Review of Paraphilias
Parafilieën zijn, per definitie, afwijkende seksuele voorkeuren. Ze worden beschreven als afwijkend omdat ze interfereren met dyadisch, wederzijds bevredigend seksueel gedrag (bijv. de travestiet die geen interesse heeft in seksuele relaties met partners omdat hij eigenlijk alleen opgewonden wordt door het dragen van vrouwenkleding) of omdat ze gepaard gaan met dwingende seksuele activiteit (bijv. pedofilie, seksueel sadisme). De diagnose van een parafilie kan op drie manieren worden gesteld. Personen kunnen als parafiel worden gediagnosticeerd wanneer zij zelf een dergelijke voorkeur aangeven, hoewel patiënten deze informatie gewoonlijk niet vrijwillig verstrekken en zorgvuldige ondervraging nodig zal zijn. Patiënten kunnen als parafiel worden gediagnosticeerd wanneer zij een positieve fallometrische testuitslag hebben van een gerenommeerd fallometrisch laboratorium met gepubliceerde of beschikbare gevoeligheids- en specificiteitsgegevens (zie onderstaande discussie). Personen kunnen ook worden gediagnosticeerd als parafiel wanneer zij gedrag vertonen dat redelijkerwijs niet kan worden verklaard door andere psychiatrische diagnoses.
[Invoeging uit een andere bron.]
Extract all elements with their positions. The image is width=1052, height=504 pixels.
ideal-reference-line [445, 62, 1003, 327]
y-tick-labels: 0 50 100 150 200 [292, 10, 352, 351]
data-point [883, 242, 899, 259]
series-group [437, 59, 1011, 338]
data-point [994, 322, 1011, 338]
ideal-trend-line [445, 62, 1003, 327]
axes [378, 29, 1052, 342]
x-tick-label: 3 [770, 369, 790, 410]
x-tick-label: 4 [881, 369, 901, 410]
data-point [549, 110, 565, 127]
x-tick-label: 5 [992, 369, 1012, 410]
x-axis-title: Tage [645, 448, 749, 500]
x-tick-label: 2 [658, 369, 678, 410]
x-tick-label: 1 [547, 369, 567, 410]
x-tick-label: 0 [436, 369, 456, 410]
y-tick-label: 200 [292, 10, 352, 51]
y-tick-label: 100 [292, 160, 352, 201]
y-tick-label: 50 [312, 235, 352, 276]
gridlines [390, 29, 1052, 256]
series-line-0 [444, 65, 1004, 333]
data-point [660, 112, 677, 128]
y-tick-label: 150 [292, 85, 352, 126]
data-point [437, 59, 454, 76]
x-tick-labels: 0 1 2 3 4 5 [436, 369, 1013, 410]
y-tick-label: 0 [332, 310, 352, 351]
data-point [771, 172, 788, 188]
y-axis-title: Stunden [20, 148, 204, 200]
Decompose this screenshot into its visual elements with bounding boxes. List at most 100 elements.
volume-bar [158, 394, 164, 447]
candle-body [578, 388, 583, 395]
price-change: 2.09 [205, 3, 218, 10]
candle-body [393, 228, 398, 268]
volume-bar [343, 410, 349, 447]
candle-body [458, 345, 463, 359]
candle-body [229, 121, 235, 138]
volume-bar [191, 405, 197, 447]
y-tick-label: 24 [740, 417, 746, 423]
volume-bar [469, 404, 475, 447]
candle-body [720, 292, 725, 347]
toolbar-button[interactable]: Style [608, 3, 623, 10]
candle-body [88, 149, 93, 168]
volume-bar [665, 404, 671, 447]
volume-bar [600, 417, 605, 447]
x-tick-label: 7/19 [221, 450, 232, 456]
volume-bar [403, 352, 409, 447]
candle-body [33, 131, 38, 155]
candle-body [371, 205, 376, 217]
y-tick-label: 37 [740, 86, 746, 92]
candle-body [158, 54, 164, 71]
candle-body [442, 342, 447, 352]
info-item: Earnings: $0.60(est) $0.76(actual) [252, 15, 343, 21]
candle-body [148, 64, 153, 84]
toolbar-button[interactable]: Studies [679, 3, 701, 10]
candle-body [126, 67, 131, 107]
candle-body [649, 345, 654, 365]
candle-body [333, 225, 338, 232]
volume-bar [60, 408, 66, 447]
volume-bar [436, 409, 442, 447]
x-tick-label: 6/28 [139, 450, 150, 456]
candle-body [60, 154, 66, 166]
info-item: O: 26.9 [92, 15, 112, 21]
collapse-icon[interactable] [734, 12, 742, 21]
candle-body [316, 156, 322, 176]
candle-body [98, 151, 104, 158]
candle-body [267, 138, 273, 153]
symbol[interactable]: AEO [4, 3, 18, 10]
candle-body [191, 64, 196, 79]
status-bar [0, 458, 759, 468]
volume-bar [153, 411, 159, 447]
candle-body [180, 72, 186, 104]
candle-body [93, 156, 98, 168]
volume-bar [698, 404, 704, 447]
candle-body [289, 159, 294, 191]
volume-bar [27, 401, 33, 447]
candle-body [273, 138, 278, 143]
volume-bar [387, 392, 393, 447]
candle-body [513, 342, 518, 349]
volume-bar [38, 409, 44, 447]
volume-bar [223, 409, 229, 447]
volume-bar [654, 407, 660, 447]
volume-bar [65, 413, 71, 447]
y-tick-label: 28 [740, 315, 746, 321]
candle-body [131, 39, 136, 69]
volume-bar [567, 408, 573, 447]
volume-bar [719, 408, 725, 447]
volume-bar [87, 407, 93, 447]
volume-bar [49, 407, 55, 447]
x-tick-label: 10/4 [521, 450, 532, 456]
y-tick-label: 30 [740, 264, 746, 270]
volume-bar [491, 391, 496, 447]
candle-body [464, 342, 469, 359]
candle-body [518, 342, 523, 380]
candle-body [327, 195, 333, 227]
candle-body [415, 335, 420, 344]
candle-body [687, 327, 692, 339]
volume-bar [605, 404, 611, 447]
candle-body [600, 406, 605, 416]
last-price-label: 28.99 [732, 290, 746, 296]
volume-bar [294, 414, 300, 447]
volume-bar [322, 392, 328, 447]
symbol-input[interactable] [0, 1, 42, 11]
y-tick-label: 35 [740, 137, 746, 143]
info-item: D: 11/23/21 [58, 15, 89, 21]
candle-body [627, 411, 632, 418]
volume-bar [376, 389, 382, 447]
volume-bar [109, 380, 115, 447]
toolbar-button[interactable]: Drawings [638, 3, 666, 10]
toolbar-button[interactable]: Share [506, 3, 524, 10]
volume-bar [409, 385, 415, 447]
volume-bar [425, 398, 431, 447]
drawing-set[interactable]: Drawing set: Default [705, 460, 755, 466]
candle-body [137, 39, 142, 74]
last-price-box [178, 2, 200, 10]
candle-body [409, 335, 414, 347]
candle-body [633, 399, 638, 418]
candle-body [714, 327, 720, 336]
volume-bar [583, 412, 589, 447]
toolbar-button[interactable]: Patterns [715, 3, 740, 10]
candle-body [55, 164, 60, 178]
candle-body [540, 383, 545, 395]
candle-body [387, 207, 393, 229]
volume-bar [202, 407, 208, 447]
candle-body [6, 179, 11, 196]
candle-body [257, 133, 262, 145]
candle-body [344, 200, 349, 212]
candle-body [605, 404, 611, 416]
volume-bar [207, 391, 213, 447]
Er zijn een aantal specifieke parafilieën die zijn geïdentificeerd. Onderzoek heeft aangetoond dat wanneer personen aan één parafilie lijden, zij doorgaans aan meerdere parafilieën zullen lijden; gemiddeld zal een parafiele patiënt aan twee of drie parafilieën lijden, hoewel één ervan doorgaans de centrale organiserende parafilie zal zijn.
Het is praktisch gezien niet mogelijk om een patiënt vragen te stellen over elke mogelijke parafiele voorkeur. Wij stellen voor dat in wezen de meest voorkomende en de meest lastige of verontrustende parafilieën de onderwerpen zijn van routine-onderzoek voor personen van wie wordt beweerd dat zij zich seksueel hebben misdragen. Veel parafilieën zullen zich typisch presenteren met specifieke cognitieve vervormingen; we stellen voor dat naast de seksuele interesse, patiënten gevraagd wordt naar de aan- of afwezigheid van deze cognitieve vervormingen omdat deze het doelwit van behandeling zullen worden.
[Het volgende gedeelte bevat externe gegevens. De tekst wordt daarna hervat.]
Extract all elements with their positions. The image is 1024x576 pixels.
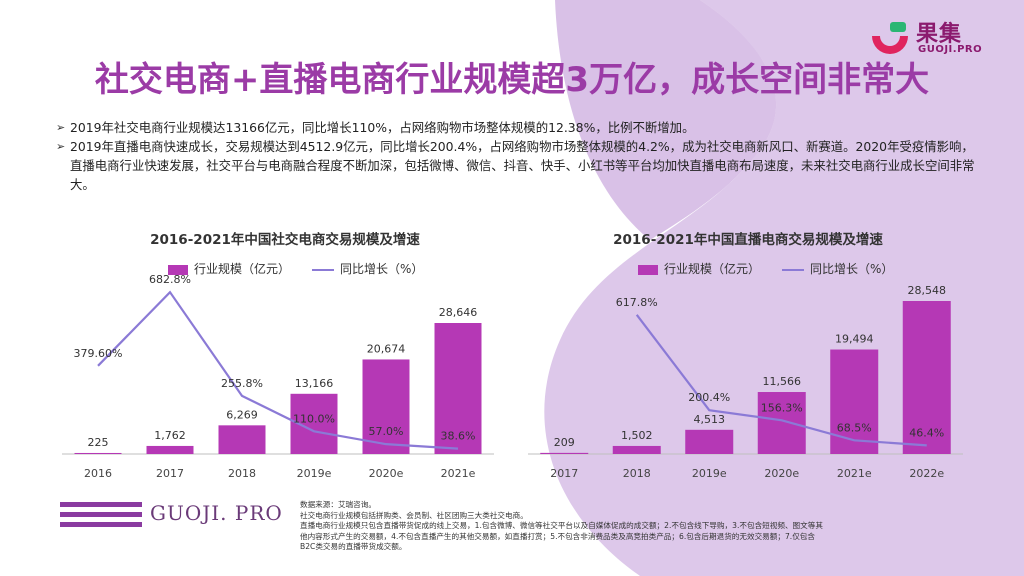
x-tick-label: 2019e xyxy=(297,467,332,480)
bar xyxy=(362,359,410,454)
logo-mark-icon xyxy=(872,22,908,54)
bar xyxy=(830,349,879,454)
livestream-ecommerce-chart: 2016-2021年中国直播电商交易规模及增速 行业规模（亿元） 同比增长（%） … xyxy=(528,228,968,488)
source-line: B2C类交易的直播带货成交额。 xyxy=(300,542,407,551)
x-tick-label: 2022e xyxy=(909,467,944,480)
line-value-label: 255.8% xyxy=(221,377,263,390)
bar-value-label: 28,548 xyxy=(908,284,947,297)
bar-value-label: 4,513 xyxy=(694,413,726,426)
logo-subtitle: GUOJI.PRO xyxy=(918,44,983,55)
line-value-label: 68.5% xyxy=(837,421,872,434)
bar-value-label: 225 xyxy=(88,436,109,449)
bar xyxy=(218,425,266,454)
bar-value-label: 20,674 xyxy=(367,342,406,355)
x-tick-label: 2017 xyxy=(550,467,578,480)
logo: 果集 GUOJI.PRO xyxy=(864,14,1014,64)
chart-legend: 行业规模（亿元） 同比增长（%） xyxy=(168,260,423,277)
bar-value-label: 11,566 xyxy=(763,375,802,388)
bar-value-label: 6,269 xyxy=(226,408,258,421)
source-line: 数据来源：艾瑞咨询。 xyxy=(300,500,376,509)
footer-brand: GUOJI. PRO xyxy=(150,501,283,525)
legend-line-swatch xyxy=(782,268,805,271)
bar xyxy=(685,429,734,454)
page-title: 社交电商+直播电商行业规模超3万亿，成长空间非常大 xyxy=(94,60,930,100)
bar xyxy=(612,445,661,454)
x-tick-label: 2017 xyxy=(156,467,184,480)
bar xyxy=(74,452,122,454)
x-tick-label: 2018 xyxy=(228,467,256,480)
line-value-label: 156.3% xyxy=(761,401,803,414)
chart-legend: 行业规模（亿元） 同比增长（%） xyxy=(638,260,893,277)
footer-decoration xyxy=(60,500,142,528)
bar-value-label: 209 xyxy=(554,436,575,449)
summary-bullets: ➢ 2019年社交电商行业规模达13166亿元，同比增长110%，占网络购物市场… xyxy=(56,118,986,194)
legend-bar-label: 行业规模（亿元） xyxy=(664,262,761,276)
growth-line xyxy=(635,314,927,447)
bar-value-label: 1,762 xyxy=(154,429,186,442)
line-value-label: 110.0% xyxy=(293,412,335,425)
x-tick-label: 2019e xyxy=(692,467,727,480)
bar xyxy=(540,452,589,454)
bar-value-label: 19,494 xyxy=(835,333,874,346)
bar xyxy=(757,392,806,454)
line-value-label: 682.8% xyxy=(149,273,191,286)
chart-title: 2016-2021年中国直播电商交易规模及增速 xyxy=(613,232,883,248)
bullet-text: 2019年社交电商行业规模达13166亿元，同比增长110%，占网络购物市场整体… xyxy=(70,120,695,135)
bullet-arrow-icon: ➢ xyxy=(56,140,66,153)
x-tick-label: 2021e xyxy=(441,467,476,480)
x-tick-label: 2016 xyxy=(84,467,112,480)
legend-bar-swatch xyxy=(168,264,188,275)
chart-plot: 225 2016 1,762 2017 6,269 2018 13,166 2019e 20,6… xyxy=(62,273,494,480)
bar xyxy=(902,301,951,454)
line-value-label: 38.6% xyxy=(441,430,476,443)
line-value-label: 46.4% xyxy=(909,426,944,439)
bar-value-label: 28,646 xyxy=(439,306,478,319)
bullet-item: ➢ 2019年直播电商快速成长，交易规模达到4512.9亿元，同比增长200.4… xyxy=(56,137,986,194)
social-ecommerce-chart: 2016-2021年中国社交电商交易规模及增速 行业规模（亿元） 同比增长（%） … xyxy=(50,228,520,488)
bar-value-label: 1,502 xyxy=(621,429,653,442)
bullet-arrow-icon: ➢ xyxy=(56,121,66,134)
x-tick-label: 2021e xyxy=(837,467,872,480)
logo-name: 果集 xyxy=(916,22,963,47)
line-value-label: 57.0% xyxy=(369,425,404,438)
data-source-note: 数据来源：艾瑞咨询。 社交电商行业规模包括拼购类、会员制、社区团购三大类社交电商… xyxy=(300,500,1000,553)
line-value-label: 617.8% xyxy=(616,296,658,309)
line-value-label: 379.60% xyxy=(74,347,123,360)
legend-bar-swatch xyxy=(638,264,658,275)
line-value-label: 200.4% xyxy=(688,391,730,404)
source-line: 社交电商行业规模包括拼购类、会员制、社区团购三大类社交电商。 xyxy=(300,510,528,520)
bar xyxy=(146,445,194,454)
bullet-text: 2019年直播电商快速成长，交易规模达到4512.9亿元，同比增长200.4%，… xyxy=(70,139,975,192)
x-tick-label: 2020e xyxy=(369,467,404,480)
legend-line-swatch xyxy=(312,268,335,271)
source-line: 直播电商行业规模只包含直播带货促成的线上交易，1.包含微博、微信等社交平台以及自… xyxy=(300,521,823,530)
bar xyxy=(434,323,482,454)
chart-plot: 209 2017 1,502 2018 4,513 2019e 11,566 2020e 19,… xyxy=(528,284,963,480)
legend-line-label: 同比增长（%） xyxy=(340,262,424,276)
growth-line xyxy=(97,290,459,450)
legend-line-label: 同比增长（%） xyxy=(810,262,894,276)
x-tick-label: 2020e xyxy=(764,467,799,480)
x-tick-label: 2018 xyxy=(623,467,651,480)
source-line: 他内容形式产生的交易额，4.不包含直播产生的其他交易额，如直播打赏；5.不包含非… xyxy=(300,531,815,541)
chart-title: 2016-2021年中国社交电商交易规模及增速 xyxy=(150,232,420,248)
bar-value-label: 13,166 xyxy=(295,377,334,390)
bullet-item: ➢ 2019年社交电商行业规模达13166亿元，同比增长110%，占网络购物市场… xyxy=(56,118,986,137)
legend-bar-label: 行业规模（亿元） xyxy=(194,262,291,276)
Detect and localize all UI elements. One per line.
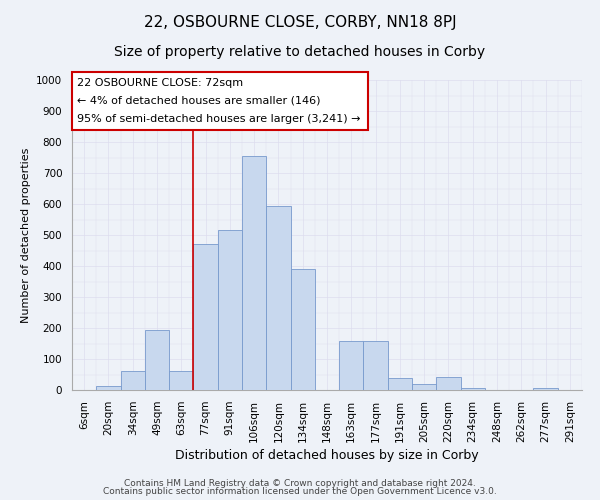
Bar bbox=[145, 330, 169, 390]
Bar bbox=[339, 342, 364, 390]
Bar bbox=[364, 342, 388, 390]
X-axis label: Distribution of detached houses by size in Corby: Distribution of detached houses by size … bbox=[175, 449, 479, 462]
Text: ← 4% of detached houses are smaller (146): ← 4% of detached houses are smaller (146… bbox=[77, 96, 320, 106]
Bar bbox=[533, 388, 558, 390]
Bar bbox=[193, 244, 218, 390]
Bar bbox=[461, 388, 485, 390]
Bar bbox=[218, 230, 242, 390]
Bar bbox=[388, 378, 412, 390]
Text: Contains public sector information licensed under the Open Government Licence v3: Contains public sector information licen… bbox=[103, 487, 497, 496]
Bar bbox=[436, 376, 461, 390]
Text: 22 OSBOURNE CLOSE: 72sqm: 22 OSBOURNE CLOSE: 72sqm bbox=[77, 78, 243, 88]
Bar bbox=[266, 206, 290, 390]
Bar bbox=[242, 156, 266, 390]
Bar bbox=[169, 372, 193, 390]
FancyBboxPatch shape bbox=[72, 72, 368, 130]
Text: 95% of semi-detached houses are larger (3,241) →: 95% of semi-detached houses are larger (… bbox=[77, 114, 361, 124]
Bar bbox=[290, 269, 315, 390]
Y-axis label: Number of detached properties: Number of detached properties bbox=[20, 148, 31, 322]
Bar bbox=[412, 384, 436, 390]
Bar bbox=[96, 386, 121, 390]
Bar bbox=[121, 372, 145, 390]
Text: Size of property relative to detached houses in Corby: Size of property relative to detached ho… bbox=[115, 45, 485, 59]
Text: 22, OSBOURNE CLOSE, CORBY, NN18 8PJ: 22, OSBOURNE CLOSE, CORBY, NN18 8PJ bbox=[143, 15, 457, 30]
Text: Contains HM Land Registry data © Crown copyright and database right 2024.: Contains HM Land Registry data © Crown c… bbox=[124, 478, 476, 488]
Parafilieën worden bijna uitsluitend bij mannen gevonden. Wanneer een vrouw problematisch seksueel gedrag zou hebben vertoond, moet worden gezocht naar niet-parafiele verklaringen voor dat gedrag.
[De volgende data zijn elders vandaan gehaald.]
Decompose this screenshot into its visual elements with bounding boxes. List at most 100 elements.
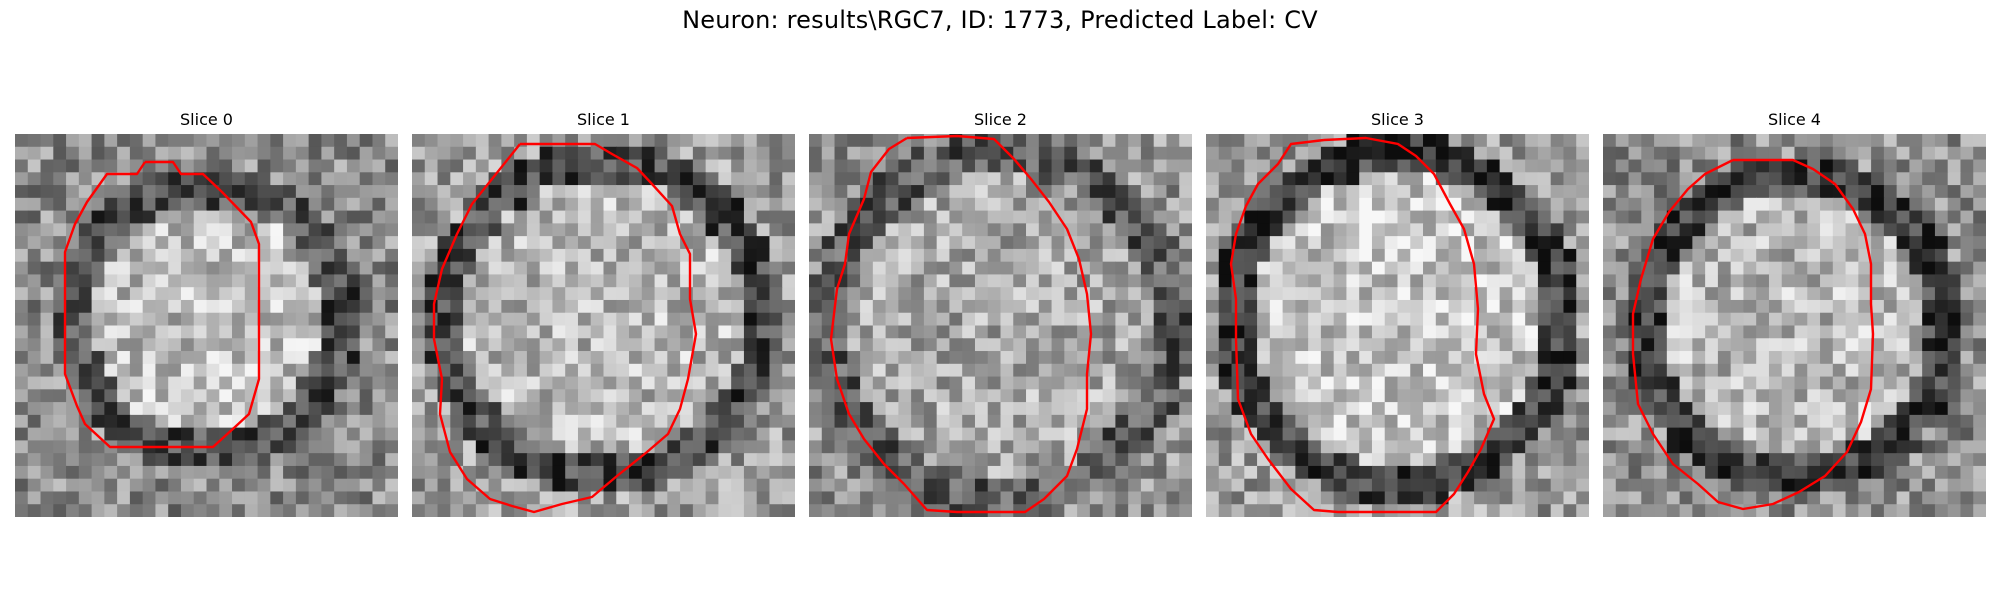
image-pixel <box>1883 197 1898 212</box>
image-pixel <box>117 427 131 441</box>
image-pixel <box>847 427 861 441</box>
image-pixel <box>1486 376 1501 390</box>
image-pixel <box>718 223 732 237</box>
image-pixel <box>1346 414 1360 429</box>
image-pixel <box>142 223 157 237</box>
image-pixel <box>1666 376 1681 390</box>
image-pixel <box>257 338 271 352</box>
image-pixel <box>565 376 579 390</box>
image-pixel <box>718 325 732 339</box>
image-pixel <box>1486 491 1501 505</box>
image-pixel <box>1486 274 1501 288</box>
image-pixel <box>1615 197 1630 212</box>
image-pixel <box>1166 287 1180 301</box>
image-pixel <box>334 414 348 429</box>
image-pixel <box>1051 146 1065 161</box>
image-pixel <box>1333 351 1348 365</box>
image-pixel <box>847 389 861 403</box>
image-pixel <box>308 325 322 339</box>
image-pixel <box>1628 414 1642 429</box>
image-pixel <box>1166 261 1180 276</box>
image-pixel <box>1692 312 1706 327</box>
image-pixel <box>1153 389 1168 403</box>
image-pixel <box>1705 389 1719 403</box>
image-pixel <box>1038 261 1053 276</box>
image-pixel <box>475 159 490 173</box>
image-pixel <box>1628 325 1642 339</box>
image-pixel <box>860 299 874 314</box>
image-pixel <box>616 274 630 288</box>
image-pixel <box>911 427 925 441</box>
image-pixel <box>1206 478 1220 493</box>
image-pixel <box>1883 440 1898 454</box>
image-pixel <box>372 389 386 403</box>
image-pixel <box>15 197 29 212</box>
image-pixel <box>1807 197 1821 212</box>
image-pixel <box>117 185 131 199</box>
image-pixel <box>1934 465 1949 480</box>
image-pixel <box>1026 376 1040 390</box>
image-pixel <box>1333 172 1348 186</box>
image-pixel <box>1410 325 1424 339</box>
image-pixel <box>1320 491 1335 505</box>
image-pixel <box>1064 491 1078 505</box>
image-pixel <box>1615 172 1630 186</box>
image-pixel <box>283 389 297 403</box>
image-pixel <box>809 146 823 161</box>
image-pixel <box>809 236 823 250</box>
image-pixel <box>577 197 592 212</box>
image-pixel <box>1257 159 1271 173</box>
image-pixel <box>1410 299 1424 314</box>
image-pixel <box>756 504 771 517</box>
image-pixel <box>1026 223 1040 237</box>
image-pixel <box>872 402 887 416</box>
image-pixel <box>1858 453 1872 467</box>
image-pixel <box>1896 172 1910 186</box>
image-pixel <box>577 185 592 199</box>
image-pixel <box>1448 274 1462 288</box>
image-pixel <box>15 491 29 505</box>
image-pixel <box>1909 197 1923 212</box>
image-pixel <box>743 338 758 352</box>
image-pixel <box>78 159 93 173</box>
image-pixel <box>949 363 963 378</box>
image-pixel <box>872 491 887 505</box>
image-pixel <box>1563 440 1577 454</box>
image-pixel <box>1206 197 1220 212</box>
image-pixel <box>1832 248 1847 263</box>
image-pixel <box>488 197 502 212</box>
image-pixel <box>1064 363 1078 378</box>
image-pixel <box>1973 299 1986 314</box>
image-pixel <box>1768 478 1783 493</box>
image-pixel <box>629 210 643 224</box>
image-pixel <box>756 402 771 416</box>
image-pixel <box>450 325 464 339</box>
image-pixel <box>270 185 284 199</box>
image-pixel <box>412 453 426 467</box>
image-pixel <box>641 261 656 276</box>
image-pixel <box>1576 185 1589 199</box>
image-pixel <box>206 363 220 378</box>
image-pixel <box>1730 210 1745 224</box>
image-pixel <box>577 402 592 416</box>
image-pixel <box>885 146 899 161</box>
image-pixel <box>1807 261 1821 276</box>
image-pixel <box>475 363 490 378</box>
image-pixel <box>53 465 67 480</box>
image-pixel <box>1013 248 1027 263</box>
image-pixel <box>552 338 566 352</box>
image-pixel <box>1768 236 1783 250</box>
image-pixel <box>526 159 541 173</box>
image-pixel <box>1768 299 1783 314</box>
image-pixel <box>142 134 157 148</box>
image-pixel <box>718 146 732 161</box>
image-pixel <box>104 389 118 403</box>
image-pixel <box>1858 363 1872 378</box>
image-pixel <box>66 414 80 429</box>
image-pixel <box>743 325 758 339</box>
image-pixel <box>1423 223 1437 237</box>
image-pixel <box>834 223 848 237</box>
image-pixel <box>1333 236 1348 250</box>
image-pixel <box>244 504 259 517</box>
image-pixel <box>616 172 630 186</box>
Exhibitionisme wordt gedefinieerd als een seksuele voorkeur voor het blootstellen van de eigen genitaliën. Exhibitionisten zullen gewoonlijk proberen dit gedrag te vertonen op een manier die kan worden verklaard; ze kunnen bijvoorbeeld later beweren dat ze in het openbaar aan het plassen waren in plaats van hun genitaliën bloot te geven, of ze kunnen beweren dat hun badjas openviel net op het moment dat ze de voordeur openden. Exhibitionisten vertonen dit gedrag vaak en herhaaldelijk. Het cruciale punt voor exhibitionisten is vaak het observeren van de gezichtsuitdrukking van hun slachtoffers. Soms zullen exhibitionisten verklaren dat ze genieten van de verbazing of de schok op het gezicht van hun slachtoffers. Op andere momenten zullen zij beweren dat de uitdrukking op de gezichten van de slachtoffers er een was van bewondering voor de genitale organen van de exhibitionist. De cognitieve vervorming of vervormingen die typisch met dit gedrag gepaard gaan, omvatten de overtuiging dat het slachtoffer onder de indruk zal zijn van de organen van de exhibitionist en seksuele betrekkingen met hem zal willen hebben.
Exhibitionisten kunnen ook lijden aan pedofilie; u moet de exhibitionist vragen naar de leeftijd en het geslacht van zijn slachtoffers en opmerken of de exhibitionist bezig was met dit gedrag in de buurt van een park, speeltuin, school, enz.
Voyeurisme wordt gedefinieerd als een seksuele voorkeur voor het observeren van anderen, meestal volwassen vrouwen, die bezig zijn met intieme activiteit (bijv, baden, uitkleden, of bezig zijn met seksueel gedrag). Niet zelden hebben voyeurs ook belangstelling voor erotiek in zijn verschillende vormen. Zij kunnen gesofisticeerde technologie gebruiken om hun doel te bereiken en moeten hierover worden ondervraagd (b.v. video-opnameapparatuur in badkamers, op schoenen gemonteerde glasvezelcamera’s). Een van de kritieke vragen bij de beoordeling van een voyeur is of het voyeuristisch gedrag het primaire belang van de dader was, of dat de voyeur in feite een onderliggend dwangmatig seksueel belang heeft en zijn heimelijke observatie(s) van vrouwen plaatsvond(n) in het kader van de voorbereiding van dwangmatig seksueel gedrag (“rape planning”).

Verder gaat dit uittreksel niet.